Pulau Kawaluso dan Pesona Budaya Lokal

Pulau Kawaluso, pulau perbatasan Filipina
Pulau Kawaluso merupakan salah satu pulau kecil terluar yang di wilayah Kecamatan Kandeha, Kabupaten Sangihe, Provinsi Sulawesi Utara. Dengan luas 0,9 km persegi, pulau ini memiliki Titik Dasar TD 053A  dan Titik Referensi TR 053 serta berada pada koordinat 04o 13' 54"LU dan 125o 19' 29''BT.
Menurut sejarah yang dipercaya oleh masyarakat, Pulau Kawaluso awalnya dikelilingi karang yang berbentuk seperti kawat. Dalam bahasa daerah masyarakat mengenal kawat dengan Kawa dan karang disebut huso. Jadilah dalam setiap hari mereka menyebut pulau itu Kawaluso.
Untuk sampai ke Pulau Kawaluso, perjalanan dimulai dari Pelabuhan Tahuna. Jika  menggunakan perahu motor 40 GT. Perjalanan ditempuh dengan 4 jam. Alternatif lain yang bisa digunakan yakni menggunakan perahu nelayan. Meski demikian, terdapat kapal perintis yang berlabuh di pulau tersebut. Kapal perintis itu yakni KM Daya Sakti dan KM Surya  (reguler) yang berangkat dari Pelabuhan Bitung ke Sangihe lalu melanjutkan perjalanan ke Pulau Kawaluso.
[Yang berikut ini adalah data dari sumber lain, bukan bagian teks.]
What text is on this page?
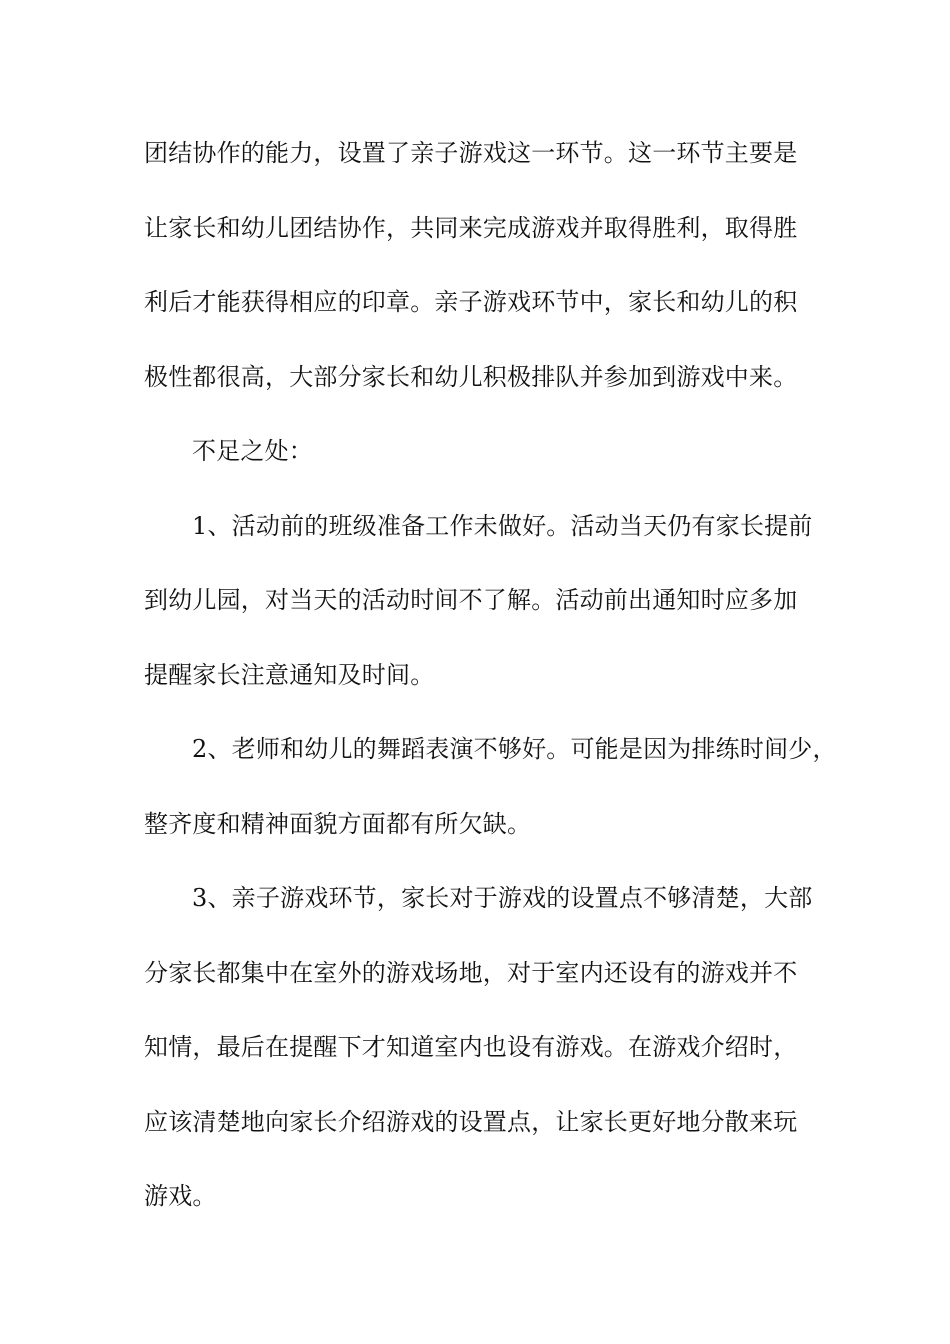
团结协作的能力，设置了亲子游戏这一环节。这一环节主要是
让家长和幼儿团结协作，共同来完成游戏并取得胜利，取得胜
利后才能获得相应的印章。亲子游戏环节中，家长和幼儿的积
极性都很高，大部分家长和幼儿积极排队并参加到游戏中来。
不足之处：
1、活动前的班级准备工作未做好。活动当天仍有家长提前
到幼儿园，对当天的活动时间不了解。活动前出通知时应多加
提醒家长注意通知及时间。
2、老师和幼儿的舞蹈表演不够好。可能是因为排练时间少，
整齐度和精神面貌方面都有所欠缺。
3、亲子游戏环节，家长对于游戏的设置点不够清楚，大部
分家长都集中在室外的游戏场地，对于室内还设有的游戏并不
知情，最后在提醒下才知道室内也设有游戏。在游戏介绍时，
应该清楚地向家长介绍游戏的设置点，让家长更好地分散来玩
游戏。
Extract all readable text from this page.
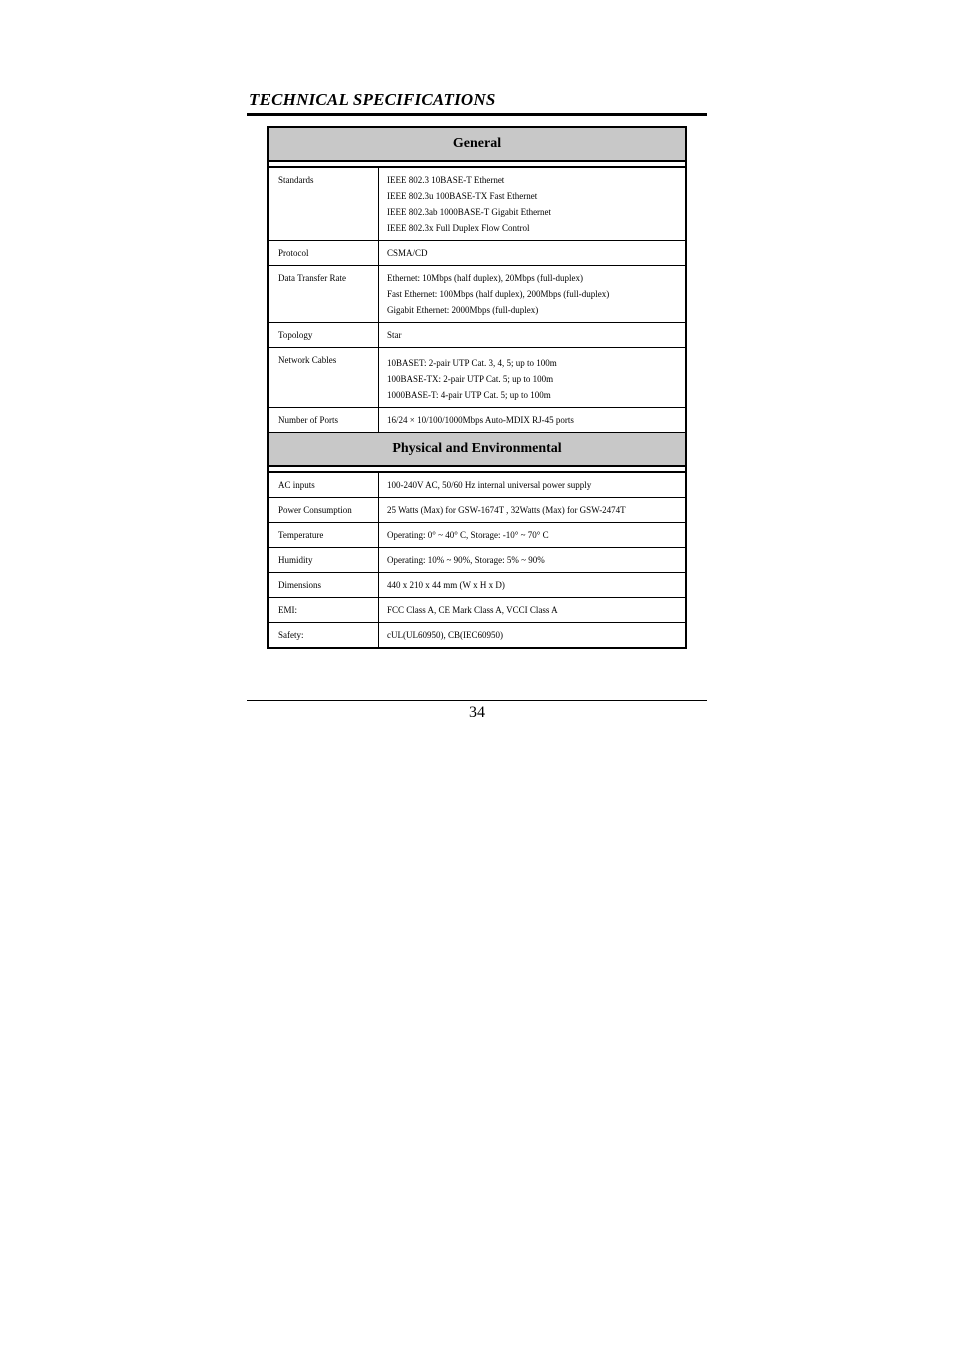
TECHNICAL SPECIFICATIONS
General	

Standards	IEEE 802.3 10BASE-T Ethernet
IEEE 802.3u 100BASE-TX Fast Ethernet
IEEE 802.3ab 1000BASE-T Gigabit Ethernet
IEEE 802.3x Full Duplex Flow Control

Protocol	CSMA/CD

Data Transfer Rate	Ethernet: 10Mbps (half duplex), 20Mbps (full-duplex)
Fast Ethernet: 100Mbps (half duplex), 200Mbps (full-duplex)
Gigabit Ethernet: 2000Mbps (full-duplex)

Topology	Star

Network Cables	10BASET: 2-pair UTP Cat. 3, 4, 5; up to 100m
100BASE-TX: 2-pair UTP Cat. 5; up to 100m
1000BASE-T: 4-pair UTP Cat. 5; up to 100m

Number of Ports	16/24 × 10/100/1000Mbps Auto-MDIX RJ-45 ports

Physical and Environmental	

AC inputs	100-240V AC, 50/60 Hz internal universal power supply

Power Consumption	25 Watts (Max) for GSW-1674T , 32Watts (Max) for GSW-2474T

Temperature	Operating: 0° ~ 40° C, Storage: -10° ~ 70° C

Humidity	Operating: 10% ~ 90%, Storage: 5% ~ 90%

Dimensions	440 x 210 x 44 mm (W x H x D)

EMI:	FCC Class A, CE Mark Class A, VCCI Class A

Safety:	cUL(UL60950), CB(IEC60950)
34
Di Pulau Kawaluso lahan milik warga dijadikan kebun pala, kebun cengkeh dan ditanami kelapa. Kelapa tersebut hasilnya akan diolah menjadi minyak dan dijual ke Manado atau Sangir. Begitu juga dengan cengkeh dan palawija lainnya, hasilnya dijual ke Manado atau Sangir.
Pembangunan sarana dan prasarana di Pulau Kawaluso harus mendapat perhatian dari pemerintah. Hanya terdapat satu sekolah dasar miliki swasta. Guru yang mengabdi di sekolah itu berjumlah 6 orang. Mereka silih berganti mengajar dari kelas 1 hingga kelas 6. Untuk melanjutkan sekolah ke jenjang menengah, para siswa mesti ke Tahuna (ibu kota kabupaten Sangihe).
Sarana kesehatan di Pulau Kawaluso masih berupa puskesmas pembantu. Belum ada dokter yang disiagakan di pulau tersebut. Selama ini masyarakat hanya dilayani oleh seorang bidan. Kebutuhan dokter tersebut dianggap sangat penting oleh masyarakat. 
Fasilitas listrik belum juga dirasakan di pulau itu. Meski terdapat fasilitas listrik tenaga surya milik TNI, namun sejak 2010, listrik tenaga surya tersebut mengalami kerusakan dan hingga saat ini belum diperbaiki. Untuk mengantisipasi kebutuhan listrik, warga menggunakan genset.
Kebutuhan jaringan telekomunikasi juga sangat diharapkan. Akses telekomunikasi yang tak ada membuat masyarakat seperti terisolasi. Dari penuturan warga yang kami temui di dermaga, pemerintah daerah sudah dua kali menjanjikan akan menyelesaikan persoalan telekomunikasi tersebut. Namun sampai hari ini belum ada kejelasan.
Kebutuhan air bersih menjadi salah satu yang cukup penting. Air bersih yang selama ini digunakan masyarakat berasal dari air hujan yang ditadah di penampungan. Untuk keperluan mandi dan MCK sebagian besar masyarakat memakai air sumur. Bantuan pemerintah berupa alat penyulingan destilasi air belum digunakan karena mengalami kerusakan.
Di Pulau tersebut, ada budaya yang masih terjaga hingga saat ini. Masyarakat menyebutnya Tudule. Sepanjang sejarah, upacara Tudule dilakukan sebagai bentuk rasa syukur pada Tuhan YME atas kelimpahan rahmat pada warga pulau.
Pelaksanaan upacara dilakukan setiap awal tahun. Berbagai macam kegiatan dilakukan dalam perayaan tersebut. Pesta dan hiburan kesenian dinikmati masyarakat. Dalam perayaan, tarian Empat wayer, Masamper, dan Cakalele akan ditampilkan. Perayaan itu menjadi ajang silaturrahmi masyarakat. Mereka bersuka cita atas potensi alam yang dikaruniakan Tuhan YME.
Budaya saling berbagi menjadi ciri khas di masyarakat Pulau Kawaluso. Hal ini bisa dilihat saat perayaan hari besar keagamaan. Misalnya perayaan Idul Fitri, Natal. Mereka saling mengunjungi untuk member selamat. Semangat kebersamaan tersebut hingga hari ini masih terus terjaga.


 

© Copyright berandamao . All Rights Reserved.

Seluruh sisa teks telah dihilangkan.